Back in the Punto, Bunny opens his trousers and undertakes a wank of truly epic proportions – it just goes on and on – and when at last he goes over the edge, Bunny lets his head fall back and opens his mouth as wide as he can and exhales the last remnants of reason, in an elephantine bellow, that echoes through the weather-beaten night, across the Wellborne estate. He realises, in a shadowy way, for a brief moment, that the weird imaginings and visitations and apparitions that he has encountered were the ghosts of his own grief and that he was being driven insane by them. He knows more than he knows anything that very soon they will kill him. But more than any of that, he wonders what was wrong with that bitch Georgia anyway. Jesus.
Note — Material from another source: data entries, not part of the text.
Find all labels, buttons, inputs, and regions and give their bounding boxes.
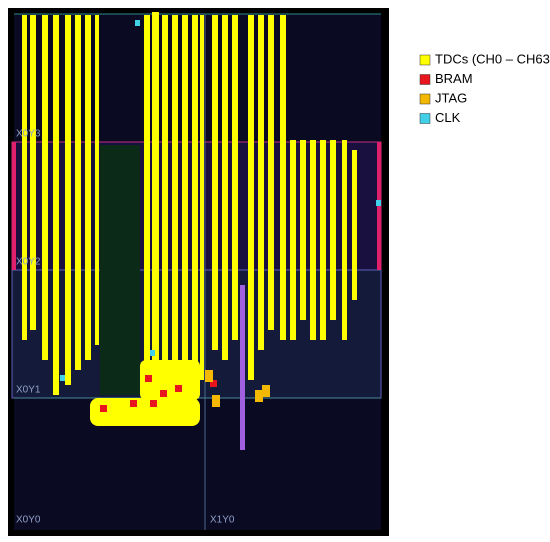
- tdc-column: [212, 15, 218, 350]
- tdc-column: [152, 12, 159, 420]
- tdc-cluster: [140, 360, 200, 400]
- legend-label: BRAM: [435, 71, 473, 86]
- tdc-column: [65, 15, 71, 385]
- bram-cell: [160, 390, 167, 397]
- tdc-column: [182, 15, 188, 400]
- legend-swatch: [419, 74, 431, 85]
- legend-swatch: [419, 113, 431, 124]
- clk-cell: [150, 350, 155, 356]
- tdc-column: [53, 15, 59, 395]
- block: [100, 145, 140, 395]
- jtag-cell: [205, 370, 213, 382]
- jtag-cell: [212, 395, 220, 407]
- tdc-column: [268, 15, 274, 330]
- legend-label: CLK: [435, 110, 461, 125]
- tdc-column: [300, 140, 306, 320]
- region-label: X0Y3: [16, 129, 41, 140]
- legend: TDCs (CH0 – CH63) BRAM JTAG CLK: [419, 51, 550, 125]
- region-label: X1Y0: [210, 515, 235, 526]
- tdc-column: [248, 15, 254, 380]
- clk-cell: [135, 20, 140, 26]
- tdc-column: [30, 15, 36, 330]
- bram-cell: [100, 405, 107, 412]
- jtag-cell: [262, 385, 270, 397]
- tdc-column: [162, 15, 168, 425]
- tdc-column: [192, 15, 198, 395]
- legend-label: TDCs (CH0 – CH63): [435, 51, 550, 66]
- legend-swatch: [419, 93, 431, 105]
- tdc-column: [222, 15, 228, 360]
- tdc-column: [330, 140, 336, 320]
- region-labels: X0Y3 X0Y2 X0Y1 X0Y0 X1Y0: [16, 129, 235, 526]
- tdc-column: [310, 140, 316, 340]
- legend-swatch: [419, 54, 431, 66]
- tdc-column: [42, 15, 48, 360]
- clk-cell: [60, 375, 65, 381]
- region-label: X0Y2: [16, 257, 41, 268]
- tdc-column: [342, 140, 347, 340]
- tdc-column: [232, 15, 238, 340]
- bram-cell: [210, 380, 217, 387]
- tdc-column: [75, 15, 81, 370]
- tdc-column: [320, 140, 326, 340]
- tdc-column: [352, 150, 357, 300]
- bram-cell: [150, 400, 157, 407]
- tdc-column: [290, 140, 296, 340]
- tdc-column: [258, 15, 264, 350]
- clk-cell: [376, 200, 381, 206]
- tdc-column: [95, 15, 99, 345]
- bram-cell: [145, 375, 152, 382]
- clock-column: [240, 285, 245, 450]
- bram-cell: [130, 400, 137, 407]
- region-label: X0Y1: [16, 385, 41, 396]
- tdc-column: [280, 15, 286, 340]
- legend-label: JTAG: [435, 90, 467, 105]
- tdc-column: [85, 15, 91, 360]
- tdc-cluster: [90, 398, 200, 426]
- tdc-column: [172, 15, 178, 410]
- placement: [22, 12, 381, 426]
- region-label: X0Y0: [16, 515, 41, 526]
- tdc-column: [200, 15, 204, 380]
- tdc-column: [144, 15, 150, 425]
- bram-cell: [175, 385, 182, 392]
- tdc-column: [22, 15, 27, 340]
- jtag-cell: [255, 390, 263, 402]
- edge-strip: [12, 142, 16, 270]
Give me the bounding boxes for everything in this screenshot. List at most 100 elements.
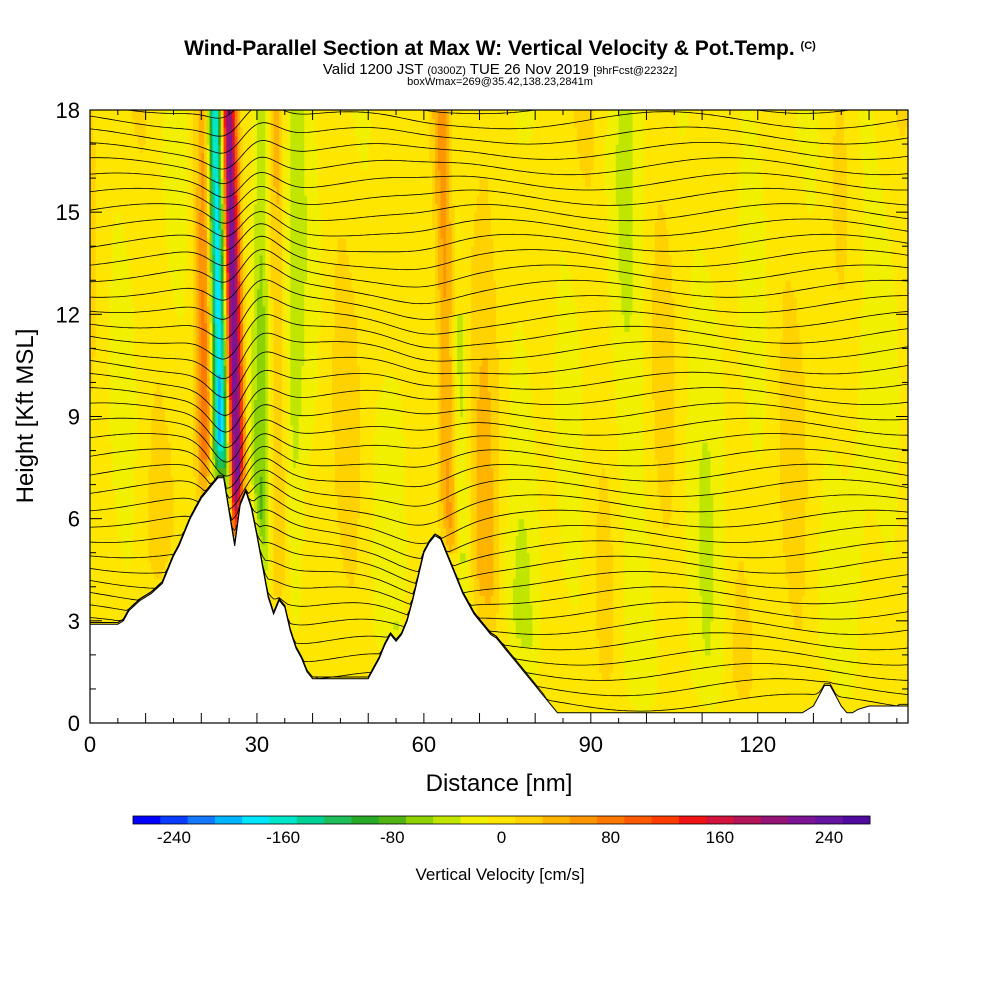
colorbar-swatch [842,816,871,824]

When Bunny enters the lobby of the Empress Hotel he is pleased to see things have returned to normal – the world seems to have reassembled itself. For some reason the Empress Hotel reminds Bunny of a sad and unsuccessful comb-over but he is too fucked-up to work out why. It is six o’clock and the early risers move through the lobby like the living dead. These scrubbed and scoured lobby-lurkers exude from the pores of their skin an eye-watering miasma of raw alcohol but Bunny doesn’t recognise this as his own private funk is such that people naturally keep their distance. His sour and sodden clothes, the metallic stench of abject terror and the bouquet of his own substantial hangover, form a force field around him. He also looks like a maniac. He feels a real sense of achievement that he has managed to cross the lobby in the manner of a biped and not on all-fours. He wonders whether this may work to his advantage as he leans across the reception desk and says, ‘I need the key to room seventeen. I’ve locked myself out.’
The man sitting behind the counter has a smudge of dead hair plastered across his skull and a nose that reminds Bunny, with a redux of dread, of a cat-flap. On a TV mounted on the wall above his head the news plays out. He is reading the local newspaper through a ‘Mystic Eye’ magnifying card and he looks up at Bunny and lays the newspaper and the ‘Eye’ on the counter.